Behavior differences may be manifested as differential symptom clusters by gender or by differences in co-morbidities. A previous study explored if women and men with BPD manifest symptoms differently. In general, most symptoms are expressed with similar prevalence among men and women (see Table 1). Men, however, tend to express explosive temperaments and novelty seeking, whereas women express more depressive, anxious, and somatic symtoms.9,10 Other investigations into BPD gender differences suggest comorbidity and treatment utilization may affect our perception of gender heterogeneity.8 Men with BPD are more likely to have a comorbid substance use disorder;8 associated personality traits may complicate diagnosis of a distinct personality disorder.  Women, on the other hand, are more likely to have comorbid eating, mood, anxiety and post-traumatic stress disorders.8 Finally, men are more likely to be involved in substance treatment programs while women with BPD tend to be high utilizers of pharmacotherapy and psychotherapy.8  Hence it is possible that gender bias in diagnosing BPD are less related to differential prevalence but differential presentation.

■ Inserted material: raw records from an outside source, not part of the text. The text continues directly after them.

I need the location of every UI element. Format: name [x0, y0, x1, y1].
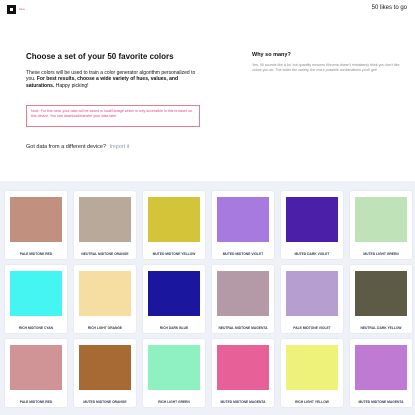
color-swatch-label: PALE MIDTONE RED: [19, 252, 53, 256]
color-swatch-label: MUTED DARK VIOLET: [294, 252, 330, 256]
color-swatch-label: MUTED MIDTONE ORANGE: [83, 400, 127, 404]
color-swatch-label: RICH MIDTONE CYAN: [18, 326, 54, 330]
import-row: Got data from a different device? Import…: [26, 144, 129, 150]
color-swatch-label: PALE MIDTONE VIOLET: [293, 326, 331, 330]
color-swatch-label: PALE MIDTONE RED: [19, 400, 53, 404]
khroma-logo-icon[interactable]: [7, 5, 16, 14]
color-swatch-label: RICH LIGHT GREEN: [158, 400, 190, 404]
color-chip[interactable]: [286, 197, 338, 242]
color-swatch-card[interactable]: RICH LIGHT YELLOW: [281, 339, 343, 407]
color-chip[interactable]: [355, 345, 407, 390]
color-swatch-card[interactable]: MUTED MIDTONE ORANGE: [74, 339, 136, 407]
color-swatch-card[interactable]: MUTED MIDTONE VIOLET: [212, 191, 274, 259]
color-chip[interactable]: [79, 271, 131, 316]
color-swatch-label: MUTED MIDTONE VIOLET: [222, 252, 264, 256]
color-swatch-card[interactable]: NEUTRAL MIDTONE MAGENTA: [212, 265, 274, 333]
color-swatch-card[interactable]: MUTED MIDTONE MAGENTA: [212, 339, 274, 407]
color-chip[interactable]: [10, 197, 62, 242]
color-swatch-label: MUTED LIGHT GREEN: [363, 252, 399, 256]
intro-tail: Happy picking!: [54, 82, 89, 89]
color-swatch-card[interactable]: RICH LIGHT GREEN: [143, 339, 205, 407]
color-chip[interactable]: [10, 271, 62, 316]
color-chip[interactable]: [355, 271, 407, 316]
likes-counter: 50 likes to go: [371, 5, 407, 11]
color-chip[interactable]: [10, 345, 62, 390]
import-prompt: Got data from a different device?: [26, 144, 106, 150]
color-swatch-label: RICH LIGHT YELLOW: [295, 400, 329, 404]
color-chip[interactable]: [355, 197, 407, 242]
page-title: Choose a set of your 50 favorite colors: [26, 52, 174, 61]
color-chip[interactable]: [148, 271, 200, 316]
color-swatch-card[interactable]: MUTED DARK VIOLET: [281, 191, 343, 259]
color-chip[interactable]: [217, 197, 269, 242]
color-chip[interactable]: [79, 345, 131, 390]
color-chip[interactable]: [79, 197, 131, 242]
color-swatch-card[interactable]: NEUTRAL DARK YELLOW: [350, 265, 412, 333]
color-swatch-card[interactable]: MUTED MIDTONE MAGENTA: [350, 339, 412, 407]
intro-text: These colors will be used to train a col…: [26, 70, 201, 89]
color-swatch-label: NEUTRAL DARK YELLOW: [360, 326, 402, 330]
color-swatch-card[interactable]: RICH MIDTONE CYAN: [5, 265, 67, 333]
color-chip[interactable]: [148, 345, 200, 390]
color-swatch-card[interactable]: PALE MIDTONE RED: [5, 339, 67, 407]
color-chip[interactable]: [148, 197, 200, 242]
color-swatch-card[interactable]: MUTED MIDTONE YELLOW: [143, 191, 205, 259]
color-chip[interactable]: [286, 271, 338, 316]
why-text: Yes, 50 sounds like a lot, but quantity …: [252, 63, 400, 73]
why-title: Why so many?: [252, 52, 291, 58]
intro-bold: For best results, choose a wide variety …: [26, 76, 179, 89]
color-swatch-label: MUTED MIDTONE YELLOW: [152, 252, 196, 256]
color-swatch-label: MUTED MIDTONE MAGENTA: [220, 400, 266, 404]
color-chip[interactable]: [286, 345, 338, 390]
color-swatch-label: RICH LIGHT ORANGE: [87, 326, 123, 330]
beta-badge: beta: [19, 7, 25, 11]
logo-notch: [10, 8, 13, 11]
color-swatch-card[interactable]: PALE MIDTONE VIOLET: [281, 265, 343, 333]
import-link[interactable]: Import it: [110, 144, 130, 150]
color-swatch-label: NEUTRAL MIDTONE MAGENTA: [218, 326, 268, 330]
color-swatch-label: NEUTRAL MIDTONE ORANGE: [81, 252, 129, 256]
color-swatch-label: MUTED MIDTONE MAGENTA: [358, 400, 404, 404]
color-swatch-card[interactable]: RICH DARK BLUE: [143, 265, 205, 333]
swatch-grid: PALE MIDTONE RED NEUTRAL MIDTONE ORANGE MU…: [0, 181, 415, 415]
color-swatch-card[interactable]: PALE MIDTONE RED: [5, 191, 67, 259]
color-chip[interactable]: [217, 271, 269, 316]
color-swatch-label: RICH DARK BLUE: [159, 326, 189, 330]
top-bar: beta 50 likes to go: [0, 0, 415, 20]
color-swatch-card[interactable]: NEUTRAL MIDTONE ORANGE: [74, 191, 136, 259]
color-swatch-card[interactable]: RICH LIGHT ORANGE: [74, 265, 136, 333]
storage-notice: Note: For this beta, your data will be s…: [26, 105, 200, 127]
color-swatch-card[interactable]: MUTED LIGHT GREEN: [350, 191, 412, 259]
color-chip[interactable]: [217, 345, 269, 390]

Table 1: The diagnosis of borderline personality disorder with associated prevalence of symptoms present in those with confirmed diagnosis BPD in parenthesis.2,11

  1. Affective instability (95%) – Due to marked reactivity of mood (intense episodic dysphoria, irritability, or anxiety usually lasting a few hours)
  2. Inappropriate anger (87%) – Inappropriate, intense anger or difficulty controlling anger (frequent temper tantrums, constant anger, recurrent fights)
  3. Impulsivity (81%) – In at least two areas that are potentially self-damaging (spending, sex, substance abuse, reckless driving, binge eating)
  4. Unstable relationships (79%) – Pattern of unstable and intense interpersonal relationships characterized by alternating extremes of idealization and devaluation
  5. Chronic feelings of emptiness (71%)
  6. Paranoia or dissociation (68%) – Transient, stress-related paranoid ideation or severe dissociative symptoms
  7. Identity disturbance (61%) – Markedly and persistently unstable self-image
  8. Abandonment fears (60%) – Frantic efforts to avoid real or imagined abandonment
  9. Suicidality or self-injury (60%) – Recurrent suicidal behavior, gestures, or threats, or self-mutilating behavior

References:

  1. Sansone RA, Sansone LA. Personality disorders: a nation-based perspective on prevalence. Innovations in Clinical Neuroscience. 2011;8(4):13-18.
  2. American Psychiatric Association. Diagnostic and Statistical Manual of Mental Disorders, Fifth Edition (DSM-5), American Psychiatric Association, Arlington 2013.
  3. Grant BF, Chou SP, Goldstein RB, et al. Prevalence, correlates, disability, and comorbidity of DSM-IV borderline personality disorder: results from the Wave 2 National Epidemiologic Survey on Alcohol and Related Conditions. The Journal of Clinical Psychiatry. 2008;69(4):533-545.
  4. Coid J, Yang M, Tyrer P, Roberts A, Ullrich S. Prevalence and correlates of personality disorder in Great Britain. British Journal of Psychiatry. 2006; 88:423-431.
  5. Jackson HJ, Burgess PM. Personality disorders in a community: a report from the Australian National Survey of Mental Health and Well-Being. Social Psychiatry and Psychiatric Epidemiology. 200;35:531-588.
  6. Henry KA, Cohen CI. The role of labeling processes in diagnosing borderline personality disorder. American Journal Psychiatry. 1983;140(11):1527-9.
  7. Strain BA. Influence of gender bias on the diagnosis of borderline personality disorder. Dissertation Abstracts International. 2003; 64:2941B.
  8. Sansone RA, Sansone LA. Gender Patterns in Borderline Personality Disorder. Innovations in Clinical Neuroscience. 2011;8(5):16-20.
  9. Barnow S, Herpertz SC, Spitzer C, et al. Temperament and character in patients with borderline personality disorder taking gender and comorbidity into account. Psychopathology. 2007;40:369–378.
  10. Silberschmidt A, Lee S, Zanarini M, Schulz SC. Gender differences in borderline personality disorder: results from a multinational, clinical trial sample. Journal of Personality Disorders. 2015;29(6):828-38.